Before you seek western medical help you may want to consider something more herbal. My advice is not to try all the herbal remedies at once. Do your research, choose one and stick with it for a period of time. Keep a journal to jot down how you feel each day in order to measure whether it is having a positive (or negative) effect.

Take a look at the suggestions below.

Gotu Kola is a member of the parsley family and can be used to ease anxiety. Apparently this plant can help an over active brain without any sedative side effects. You can drink this in tea. Try Neal’s Yard Remedies Gotu Kola Single Herbal Tincture.

Siberian Ginseng is good for when you feel overwhelmed. It contains eleutherosides, vitamin E and beta-carotene which are strong antioxidants. This can also be used in a tea.

Liquorice can also be used for balance. Liquorice contains glycosides which support the endocrine system, especially the adrenals. You can buy liquorice tincture from Neal’s Yard Remedies.

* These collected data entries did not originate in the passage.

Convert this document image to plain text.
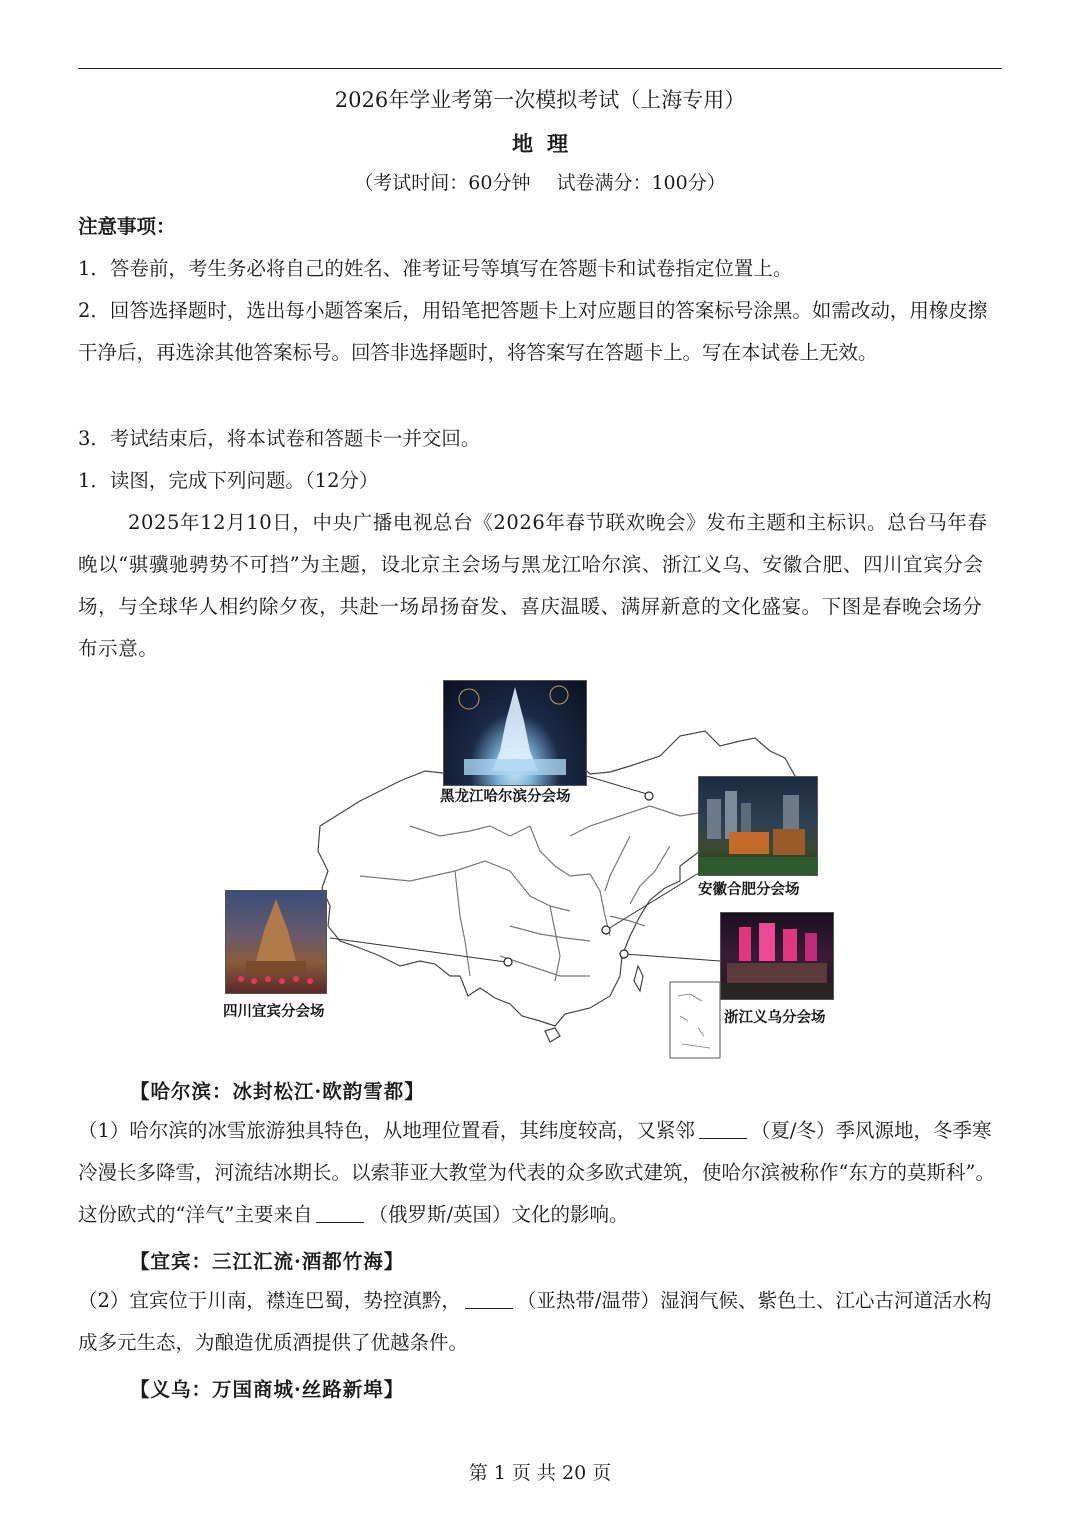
2026年学业考第一次模拟考试（上海专用）
地理
（考试时间：60分钟 试卷满分：100分）
注意事项：
1．答卷前，考生务必将自己的姓名、准考证号等填写在答题卡和试卷指定位置上。
2．回答选择题时，选出每小题答案后，用铅笔把答题卡上对应题目的答案标号涂黑。如需改动，用橡皮擦干净后，再选涂其他答案标号。回答非选择题时，将答案写在答题卡上。写在本试卷上无效。
3．考试结束后，将本试卷和答题卡一并交回。
1．读图，完成下列问题。（12分）
2025年12月10日，中央广播电视总台《2026年春节联欢晚会》发布主题和主标识。总台马年春晚以“骐骥驰骋势不可挡”为主题，设北京主会场与黑龙江哈尔滨、浙江义乌、安徽合肥、四川宜宾分会场，与全球华人相约除夕夜，共赴一场昂扬奋发、喜庆温暖、满屏新意的文化盛宴。下图是春晚会场分布示意。
黑龙江哈尔滨分会场
安徽合肥分会场
四川宜宾分会场	浙江义乌分会场
【哈尔滨：冰封松江·欧韵雪都】
（1）哈尔滨的冰雪旅游独具特色，从地理位置看，其纬度较高，又紧邻	（夏/冬）季风源地，冬季寒冷漫长多降雪，河流结冰期长。以索菲亚大教堂为代表的众多欧式建筑，使哈尔滨被称作“东方的莫斯科”。这份欧式的“洋气”主要来自	（俄罗斯/英国）文化的影响。
【宜宾：三江汇流·酒都竹海】
（2）宜宾位于川南，襟连巴蜀，势控滇黔，	（亚热带/温带）湿润气候、紫色土、江心古河道活水构成多元生态，为酿造优质酒提供了优越条件。
【义乌：万国商城·丝路新埠】
第 1 页 共 20 页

Ashwagandha is a woody shrub and can be used when you lack energy, and studies suggest it can reduce the cortisol levels of those suffering chronic stress. You can mix ashwagandha powder with your favourite drink or spreads. Try Neal’s Yard Remedies for the powder and tincture.

Seek medical advice

This is not for everyone. I would say this is for people, like me, who have been proactive in trying to calm their anxiety over a long period of time but need more help. I saw my GP who referred me to a psychiatrist. I was subscribed medication to help restore the natural balance of serotonin in the brain – antidepressants. After a few weeks of nausea (which I was warned about), I felt like a completely different person. My anxiety has not disappeared, and I still use the steps I have listed above. However, I feel happier, calmer and far more capable.